Mo2TiC2 MXene是二维过渡金属碳化物家族中的一员，由于其独特的层状结构、可调的表面化学性质和优异的物理化学性质，已成为一种非常有前途的材料。本文对Mo2TiC2 MXene进行了详细的分析，重点介绍了Mo2TiC2 MXene的合成策略，包括传统的基于氢氟酸的合成方法和无害环境的无氟合成方法。讨论了表面改性和化学功能化方法，以突出这些处理如何提高稳定性、分散性和特定应用性能。结构，机械和热电特性进行严格评估，以建立理解材料在不同条件下的行为的基础。综述进一步探讨了其在能量存储（超级电容器，锂离子和钠离子电池），能量转换（光催化析氢和HER/ORR电催化）以及环境修复方面的广泛应用。

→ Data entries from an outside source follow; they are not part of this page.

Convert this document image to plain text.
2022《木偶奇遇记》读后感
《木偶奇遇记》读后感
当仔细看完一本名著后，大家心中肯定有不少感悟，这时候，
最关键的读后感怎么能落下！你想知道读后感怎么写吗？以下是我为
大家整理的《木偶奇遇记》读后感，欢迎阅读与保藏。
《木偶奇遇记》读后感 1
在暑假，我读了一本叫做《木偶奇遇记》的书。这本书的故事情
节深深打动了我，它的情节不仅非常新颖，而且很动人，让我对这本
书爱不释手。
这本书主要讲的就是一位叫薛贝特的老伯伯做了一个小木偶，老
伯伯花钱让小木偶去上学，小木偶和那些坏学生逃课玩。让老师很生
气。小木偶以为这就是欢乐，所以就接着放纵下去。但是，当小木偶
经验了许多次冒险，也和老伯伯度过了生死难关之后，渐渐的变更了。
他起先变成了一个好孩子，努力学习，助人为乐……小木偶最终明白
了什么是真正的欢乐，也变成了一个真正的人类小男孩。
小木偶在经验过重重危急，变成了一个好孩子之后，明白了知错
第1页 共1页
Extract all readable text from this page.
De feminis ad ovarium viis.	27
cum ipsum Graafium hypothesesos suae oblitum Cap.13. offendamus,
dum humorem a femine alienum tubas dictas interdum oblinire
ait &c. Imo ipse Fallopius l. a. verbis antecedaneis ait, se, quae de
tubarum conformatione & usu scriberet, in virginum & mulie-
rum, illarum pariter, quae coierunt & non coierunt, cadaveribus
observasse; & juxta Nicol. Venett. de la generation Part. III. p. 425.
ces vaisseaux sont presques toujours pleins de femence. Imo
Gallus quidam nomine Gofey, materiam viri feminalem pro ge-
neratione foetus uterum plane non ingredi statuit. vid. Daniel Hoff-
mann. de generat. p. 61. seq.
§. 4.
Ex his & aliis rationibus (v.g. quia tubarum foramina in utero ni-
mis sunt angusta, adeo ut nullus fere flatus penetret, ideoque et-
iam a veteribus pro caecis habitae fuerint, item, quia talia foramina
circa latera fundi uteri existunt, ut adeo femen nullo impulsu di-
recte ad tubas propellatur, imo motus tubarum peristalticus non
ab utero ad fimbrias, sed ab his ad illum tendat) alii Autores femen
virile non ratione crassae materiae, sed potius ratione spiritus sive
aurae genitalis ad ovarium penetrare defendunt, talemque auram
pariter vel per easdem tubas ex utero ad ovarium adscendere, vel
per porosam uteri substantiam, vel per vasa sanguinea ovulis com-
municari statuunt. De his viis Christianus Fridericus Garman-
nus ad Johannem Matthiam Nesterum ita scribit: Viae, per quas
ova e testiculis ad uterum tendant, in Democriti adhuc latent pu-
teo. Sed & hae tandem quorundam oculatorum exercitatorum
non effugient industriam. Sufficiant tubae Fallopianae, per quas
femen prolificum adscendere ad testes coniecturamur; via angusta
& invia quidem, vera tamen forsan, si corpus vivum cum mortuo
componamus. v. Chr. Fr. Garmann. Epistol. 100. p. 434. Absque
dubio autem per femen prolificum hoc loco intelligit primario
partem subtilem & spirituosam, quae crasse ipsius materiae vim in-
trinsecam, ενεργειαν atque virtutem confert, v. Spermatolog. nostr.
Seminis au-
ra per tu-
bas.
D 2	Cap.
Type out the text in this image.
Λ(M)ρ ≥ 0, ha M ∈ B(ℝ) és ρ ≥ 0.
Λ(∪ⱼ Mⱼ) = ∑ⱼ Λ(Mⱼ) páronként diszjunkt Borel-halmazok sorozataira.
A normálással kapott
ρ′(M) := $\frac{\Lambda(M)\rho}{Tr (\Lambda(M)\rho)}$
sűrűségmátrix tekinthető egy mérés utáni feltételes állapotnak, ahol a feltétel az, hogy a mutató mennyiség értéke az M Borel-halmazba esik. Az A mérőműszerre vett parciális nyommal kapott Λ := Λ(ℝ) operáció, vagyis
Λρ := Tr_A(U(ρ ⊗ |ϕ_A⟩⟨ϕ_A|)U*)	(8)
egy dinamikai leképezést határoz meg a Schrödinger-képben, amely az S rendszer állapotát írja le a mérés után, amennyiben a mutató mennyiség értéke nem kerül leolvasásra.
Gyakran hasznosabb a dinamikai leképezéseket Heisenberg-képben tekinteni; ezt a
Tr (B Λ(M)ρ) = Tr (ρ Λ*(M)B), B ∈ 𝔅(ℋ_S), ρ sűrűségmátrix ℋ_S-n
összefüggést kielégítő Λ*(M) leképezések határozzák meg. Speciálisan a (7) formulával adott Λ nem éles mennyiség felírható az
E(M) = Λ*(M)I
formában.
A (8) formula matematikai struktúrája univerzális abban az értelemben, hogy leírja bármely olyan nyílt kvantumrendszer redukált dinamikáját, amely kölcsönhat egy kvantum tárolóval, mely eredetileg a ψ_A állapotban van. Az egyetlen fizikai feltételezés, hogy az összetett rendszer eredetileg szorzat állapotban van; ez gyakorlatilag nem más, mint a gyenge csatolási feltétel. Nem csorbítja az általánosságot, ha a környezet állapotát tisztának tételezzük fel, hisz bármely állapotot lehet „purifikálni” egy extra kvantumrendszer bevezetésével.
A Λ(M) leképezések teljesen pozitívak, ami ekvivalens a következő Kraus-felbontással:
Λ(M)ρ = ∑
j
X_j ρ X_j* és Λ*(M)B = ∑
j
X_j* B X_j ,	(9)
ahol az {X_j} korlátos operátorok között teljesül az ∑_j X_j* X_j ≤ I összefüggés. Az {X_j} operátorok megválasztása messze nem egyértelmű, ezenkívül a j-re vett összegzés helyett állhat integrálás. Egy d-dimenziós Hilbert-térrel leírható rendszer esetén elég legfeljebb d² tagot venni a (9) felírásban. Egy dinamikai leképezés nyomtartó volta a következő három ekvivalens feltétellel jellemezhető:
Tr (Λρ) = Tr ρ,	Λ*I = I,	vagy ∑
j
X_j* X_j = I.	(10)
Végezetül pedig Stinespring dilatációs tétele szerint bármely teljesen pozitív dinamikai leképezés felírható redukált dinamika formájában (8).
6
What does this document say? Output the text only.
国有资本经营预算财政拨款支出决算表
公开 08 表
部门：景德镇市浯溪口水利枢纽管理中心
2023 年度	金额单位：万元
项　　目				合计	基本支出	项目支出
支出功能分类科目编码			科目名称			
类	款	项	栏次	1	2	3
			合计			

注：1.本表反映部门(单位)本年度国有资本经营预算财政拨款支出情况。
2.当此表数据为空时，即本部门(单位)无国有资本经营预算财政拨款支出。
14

在储氢、生物质转化、传感技术、非线性光子学和光催化方面的新兴应用也得到了解决。基于DFT计算的最新理论见解被纳入到电子结构、表面反应性和相互作用机制的原子水平理解中。尽管取得了可喜的进展，但诸如大规模合成、结构稳定性以及在生物医学和光热应用方面的有限探索等挑战仍然存在。展望了未来的研究方向，包括与其他功能材料的杂交、先进的计算筛选和可扩展的绿色合成方法。通过巩固目前的进展和确定关键的知识差距，本综述可以作为及时和全面的资源，旨在加速mo2tic2mxene在能源、环境和新兴技术领域的下一代应用的研究。

本文章由计算机程序翻译，如有差异，请以英文原文为准。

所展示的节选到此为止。